A virada de Harry Osborn (James Franco) para o mal, quando abraça o manto da nova versão do Duende Verde, também é algo a se criticar, mas a intenção não é ruim. Na verdade, é a culminação ideal para o seu arco na trilogia, visto que ele passa por uma verdadeira desilusão ao descobrir que o melhor amigo é o Homem-Aranha (ainda que continue acreditando que foi o Teioso que matou o seu pai). Além da questionável decisão novelesca de apagar a memória do rapaz após um acidente, o grande erro desse novo Duende Verde é ter sido mal utilizado na hora errada. Ele realmente poderia ter brilhado se tivesse o espaço para ser o único vilão, ao invés de dividir o holofote com um Venom mal feito, ou um Homem-Areia muito superior.
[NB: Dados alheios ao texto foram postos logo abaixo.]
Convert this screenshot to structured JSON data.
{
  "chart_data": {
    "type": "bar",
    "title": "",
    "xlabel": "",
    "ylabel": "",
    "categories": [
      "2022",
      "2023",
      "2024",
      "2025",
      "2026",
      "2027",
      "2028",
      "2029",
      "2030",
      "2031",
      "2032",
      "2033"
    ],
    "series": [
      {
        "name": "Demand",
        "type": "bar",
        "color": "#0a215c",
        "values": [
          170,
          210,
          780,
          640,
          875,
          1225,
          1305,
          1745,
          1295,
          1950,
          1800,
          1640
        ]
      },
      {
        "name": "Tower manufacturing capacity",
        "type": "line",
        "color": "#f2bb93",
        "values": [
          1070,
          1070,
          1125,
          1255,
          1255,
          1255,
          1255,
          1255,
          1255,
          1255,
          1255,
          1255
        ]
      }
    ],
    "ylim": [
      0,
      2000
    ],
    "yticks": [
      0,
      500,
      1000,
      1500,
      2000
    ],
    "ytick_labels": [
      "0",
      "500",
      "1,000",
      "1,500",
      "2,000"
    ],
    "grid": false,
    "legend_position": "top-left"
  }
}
Mas o que torna Homem-Aranha 3 digno de ser revisitado é o fato de que, mesmo nos piores momentos, o estilo de Sam Raimi se faz presente. Na era em que o cargo de diretor de filmes de herói da Marvel é quase simbólico, o filme de 2007 soa praticamente como um trabalho autoral. É visível que o cineasta já não estava tão a fim de conduzir essa jornada cheia de intervenções de executivos, mas a sua solução para evitar a fadiga foi abraçar o absurdo e tentar se divertir ao máximo. O resultado é algo cheio de carisma, e direção consistente até nos momentos mais duvidosos. A transformação de Eddie Brock no Venom, por exemplo, traz um gostinho de terror com o qual o diretor sempre flertou ao longo de sua trilogia, marca de seu início na saga Evil Dead.
Outra marca registrada de Sam Raimi é o seu apreço por humor pastelão, algo que definitivamente não funciona para todos. O cineasta é fã assumido de clássicos como Os Três Patetas, e sempre levou isso aos seus trabalhos, mesmo que de formas mais ácidas e sarcásticas. Foi o que aconteceu com Uma Noite Alucinante 3 (1992), com Arraste-me Para o Inferno (2009), e principalmente em Ash vs Evil Dead, série criada e produzida por Raimi. No caso de Homem-Aranha 3, isso se manifestou no infame ‘Peter Parker Emo’, a versão “corrompida” pelo Venom.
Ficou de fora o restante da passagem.